New York lost on Opening Day for the sixth consecutive year, with Tanaka matching the shortest start ever by a Yankees pitcher in an opener.

“It happens. He’s human,” Yankees pitching coach Larry Rothschild said. “He just didn’t command anything. He usually self corrects real well. But today, he tried a few things and it just didn’t work.”

Evan Longoria and Logan Morrison homered and drove in three runs apiece before an announced sellout crowd of 31,042 at Tropicana Field. Tanaka, who had baseball’s lowest ERA in spring training, was tagged for a career-worst seven earned runs in 22/3 innings.

A first-time All-Star in 2015 who lost an AL-leading 19 times last season, Archer (1-0) limited New York to two runs and seven hits. He narrowly escaped a bases-loaded jam in the seventh to turn a five-run lead over to a revamped bullpen.

Leadoff man Corey Dickerson singled in the Tampa Bay first for the first hit of the season and later scored on Longoria’s sacrifice fly as part of a three-run inning. Longoria connected for a two-run drive in the second.

Aaron Judge had a RBI double, while Starlin Castro and Chase Headley each had three hits for the Yankees.

Tanaka (0-1) made his third consecutive Opening Day start for the Yankees, and had been 6-0 with a 2.82 ERA in eight career starts against Tampa Bay. He gave up eight hits and two walks.

Diamondbacks 6, Giants 5: Chris Owings singled home the winning run and host Arizona scored twice with two outs in the bottom of the ninth inning off new San Francisco closer Mark Melancon to win a wild season opener.

Derailed by a dreadful bullpen last year, the Giants started this season the same way — even after trying to fix the problem by bringing in Melancon on a $62 million, four-year contract. They wasted a record-breaking performance by ace Madison Bumgarner, who retired his first 16 batters and became the first pitcher to hit two home runs on Opening Day.

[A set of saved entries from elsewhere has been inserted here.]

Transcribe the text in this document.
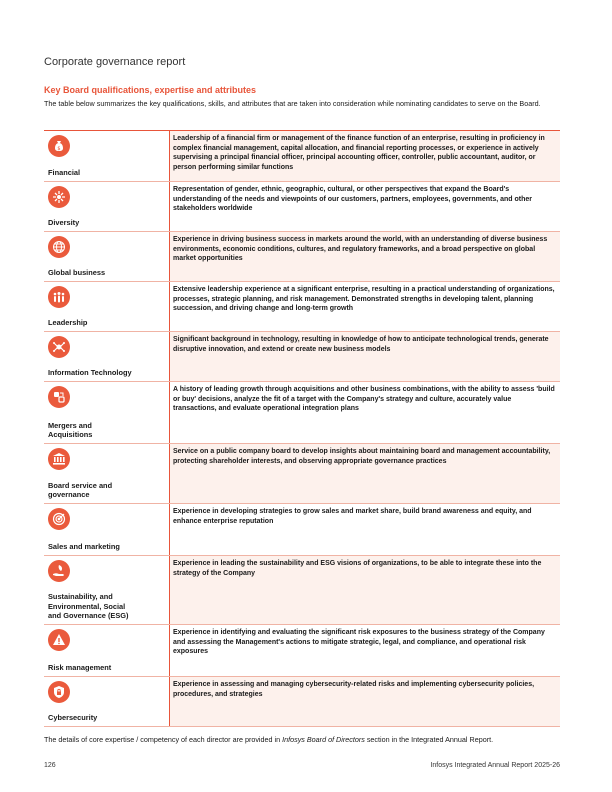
Corporate governance report
Key Board qualifications, expertise and attributes
The table below summarizes the key qualifications, skills, and attributes that are taken into consideration while nominating candidates to serve on the Board.
$
Financial
Leadership of a financial firm or management of the finance function of an enterprise, resulting in proficiency in complex financial management, capital allocation, and financial reporting processes, or experience in actively supervising a principal financial officer, principal accounting officer, controller, public accountant, auditor, or person performing similar functions
Diversity
Representation of gender, ethnic, geographic, cultural, or other perspectives that expand the Board's understanding of the needs and viewpoints of our customers, partners, employees, governments, and other stakeholders worldwide
Global business
Experience in driving business success in markets around the world, with an understanding of diverse business environments, economic conditions, cultures, and regulatory frameworks, and a broad perspective on global market opportunities
Leadership
Extensive leadership experience at a significant enterprise, resulting in a practical understanding of organizations, processes, strategic planning, and risk management. Demonstrated strengths in developing talent, planning succession, and driving change and long-term growth
Information Technology
Significant background in technology, resulting in knowledge of how to anticipate technological trends, generate disruptive innovation, and extend or create new business models
Mergers and
Acquisitions
A history of leading growth through acquisitions and other business combinations, with the ability to assess 'build or buy' decisions, analyze the fit of a target with the Company's strategy and culture, accurately value transactions, and evaluate operational integration plans
Board service and
governance
Service on a public company board to develop insights about maintaining board and management accountability, protecting shareholder interests, and observing appropriate governance practices
Sales and marketing
Experience in developing strategies to grow sales and market share, build brand awareness and equity, and enhance enterprise reputation
Sustainability, and
Environmental, Social
and Governance (ESG)
Experience in leading the sustainability and ESG visions of organizations, to be able to integrate these into the strategy of the Company
Risk management
Experience in identifying and evaluating the significant risk exposures to the business strategy of the Company and assessing the Management's actions to mitigate strategic, legal, and compliance, and operational risk exposures
Cybersecurity
Experience in assessing and managing cybersecurity-related risks and implementing cybersecurity policies, procedures, and strategies
The details of core expertise / competency of each director are provided in Infosys Board of Directors section in the Integrated Annual Report.
126	Infosys Integrated Annual Report 2025-26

Arizona got a double and three singles after Melancon (0-1) retired his first two batters in the ninth. A.J. Pollock singled in the tying run and Owings dumped a base hit into right field to end it.

That led to an offseason overhaul in the bullpen, headlined by the arrival of Melancon as a free agent. He saved 98 games over the past two seasons, most in the majors.

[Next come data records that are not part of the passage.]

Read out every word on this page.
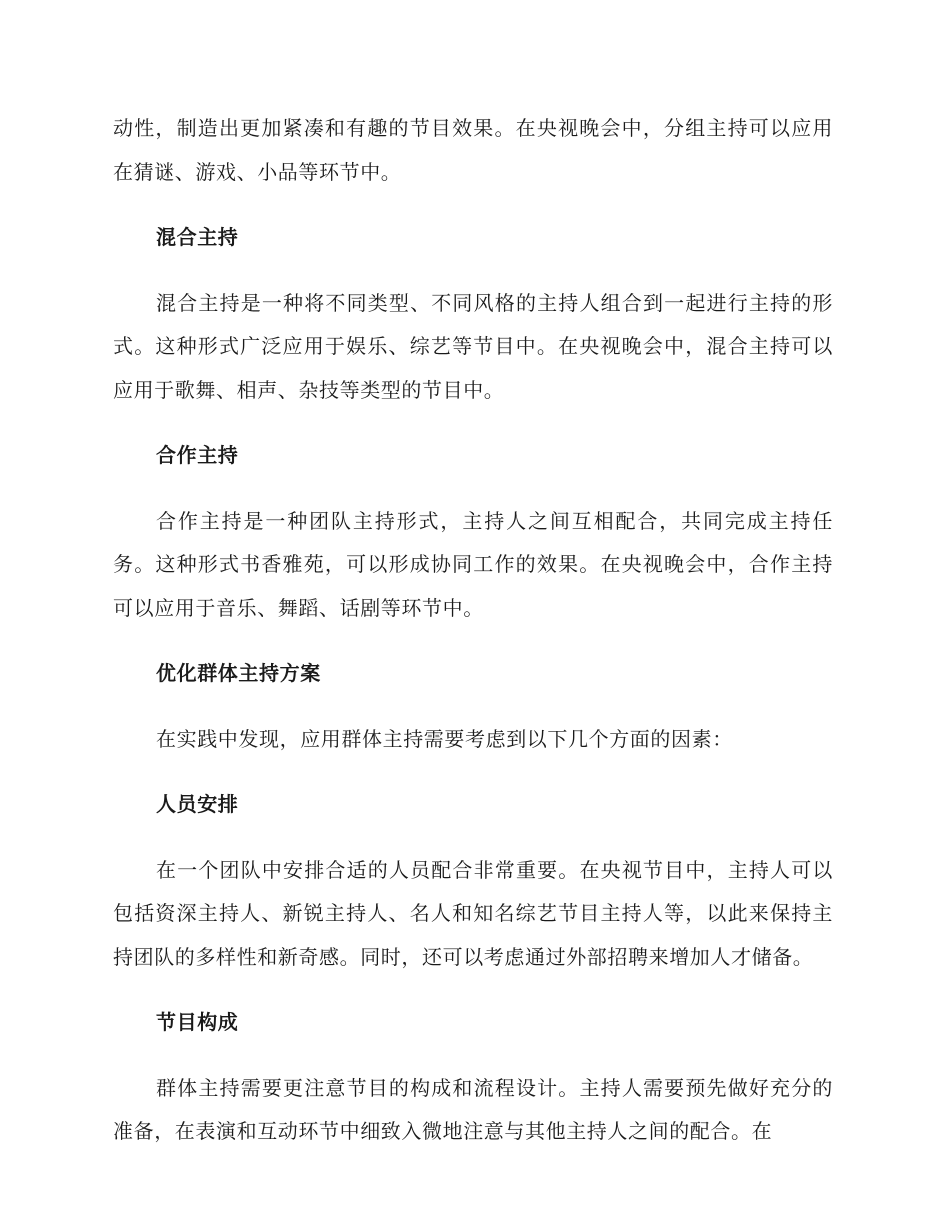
动性，制造出更加紧凑和有趣的节目效果。在央视晚会中，分组主持可以应用在猜谜、游戏、小品等环节中。

混合主持

混合主持是一种将不同类型、不同风格的主持人组合到一起进行主持的形式。这种形式广泛应用于娱乐、综艺等节目中。在央视晚会中，混合主持可以应用于歌舞、相声、杂技等类型的节目中。

合作主持

合作主持是一种团队主持形式，主持人之间互相配合，共同完成主持任务。这种形式书香雅苑，可以形成协同工作的效果。在央视晚会中，合作主持可以应用于音乐、舞蹈、话剧等环节中。

优化群体主持方案

在实践中发现，应用群体主持需要考虑到以下几个方面的因素：

人员安排

在一个团队中安排合适的人员配合非常重要。在央视节目中，主持人可以包括资深主持人、新锐主持人、名人和知名综艺节目主持人等，以此来保持主持团队的多样性和新奇感。同时，还可以考虑通过外部招聘来增加人才储备。

节目构成

群体主持需要更注意节目的构成和流程设计。主持人需要预先做好充分的准备，在表演和互动环节中细致入微地注意与其他主持人之间的配合。在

New Diamondbacks closer Fernando Rodney (1-0) gave up a run in a shaky ninth but got the victory.

San Francisco took a 5-4 lead when Joe Panik led off the ninth with a triple and scored on pinch-hitter Conor Gillaspie’s sacrifice fly.

Bumgarner struck out 11 with no walks in seven innings. He gave up three runs on six hits and became the first Giants pitcher to go deep twice in one game since Jim Gott in 1985.

Cardinals 4, Cubs 3: Randal Grichuk hit a two-run homer in the eighth inning and a game-ending RBI single in the ninth, helping St. Louis top Chicago.

Jose Martinez sparked the winning rally with a pinch-hit double against Mike Montgomery, who closed out Chicago's World Series championship in November. Yadier Molina then was awarded the first no-pitch intentional walk in major league history, part of baseball's offseason rule changes designed to speed up the game.

With two outs and the bases loaded, Grichuk lined a 1-2 pitch into the gap in left-center for his second career game-ending hit.

The Cardinals appeared set for a tidy 3-0 win before the Cubs rallied in the ninth. Ben Zobrist was hit by a pitch from Seung-hwan Oh and Jason Heyward singled before Willson Contreras hit a drive to left for a tying homer.